A new digital currency pilot project may just be the thing to stop the potential standoff between Bitt -a financial technology (fintech) company in Barbados and some of the commercial banks, while allowing Barbados to move further onto the world’s digital money stage.
For years tension has run deeply between the commercial banks and newer fintech company, Bitt, where banks have faced the ongoing dilemma of whether to collaborate with this company, or to develop their own in house, money transfer systems.
As pointed out by Bitt CEO Senator Rawdon Adams, the company has had to deal with commercial banks in Barbados being ‘obstructive and anticompetitive’ while conversely they were developing more partnerships in the rest of the Eastern Caribbean than in Barbados -the country that ‘arguably needs fintech the most’.
At this year’s Bitt annual blockchain conference, held at the Hilton Resort, Adams, spoke about the reluctance of some of the local commercial banks to embrace Bitt’s proposal to partner with them in introducing blockchain and distributed ledger technology to facilitate secure peer-to-peer transactions in moving money between clients.
In a call for Barbados to not be “stuck” in time, Barbados’ first female Prime Minster, Mia Amor Mottley, has stepped into the fray and announced her plans to launch a mMoney pilot programme.

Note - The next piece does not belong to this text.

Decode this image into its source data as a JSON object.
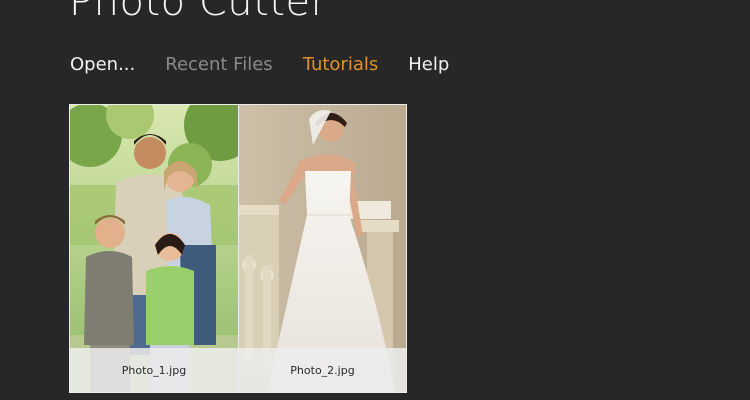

This pilot will be between Bitt, the Central Bank of Barbados and the Financial Service Commission (FSC) that facilitates electronic and digital payments for those on the island.

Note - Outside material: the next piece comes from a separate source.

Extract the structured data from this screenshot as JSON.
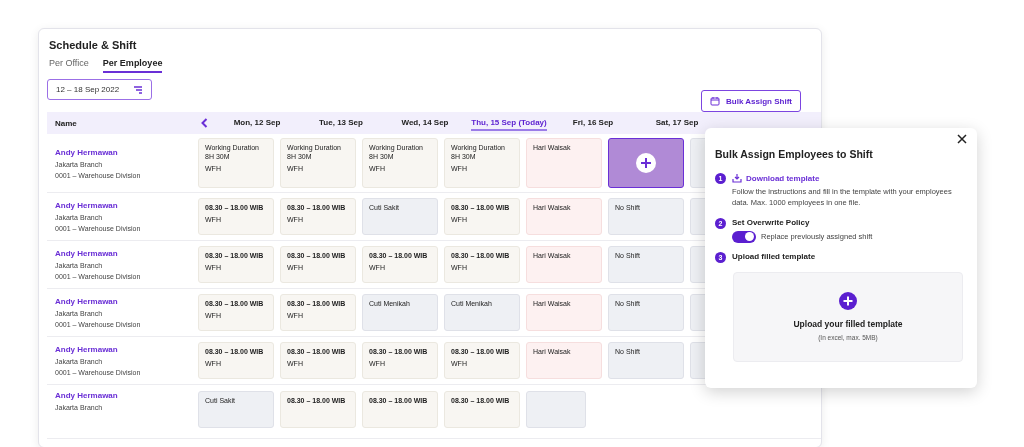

Mottley spoke at the annual conference which was held under the theme Central Bank Meets Blockchain: From the Ground Up, saying there was a need for Barbados and Barbadians to bring an end to ‘this unfortunate debate and tension between those who want to hold onto a status quo and those who want to move forward’.
“Our people want digital money and …want the ease and security of electronic payments, and as a result, what must happen is face to face discussions with urgency…such that we can launch the Barbados mMoney Pilot,” she told those who had gathered for the conference.
Mottley also soothed the concerns of the commercial bankers about the new programme, after one of the bankers referred to the mMoney wallet as a ‘potential danger to the financial system’ claiming that she would be leading the program herself and that the legitimate concerns of this new payment method from all sides would be addressed as they were not going to launch this pilot project recklessly.
Mottley explained that Barbados would not be held to their old ways of banking due to the fear of the unknown, rather they would be looking to improve development because Barbados would not be left behind as the wider world continued to evolve.
News on when the planned mobile wallet pilot project would be officially launched has yet to be presented, however Mottley assured that Barbados would remain in agreement with anti-money laundering laws and customer fairness guidelines.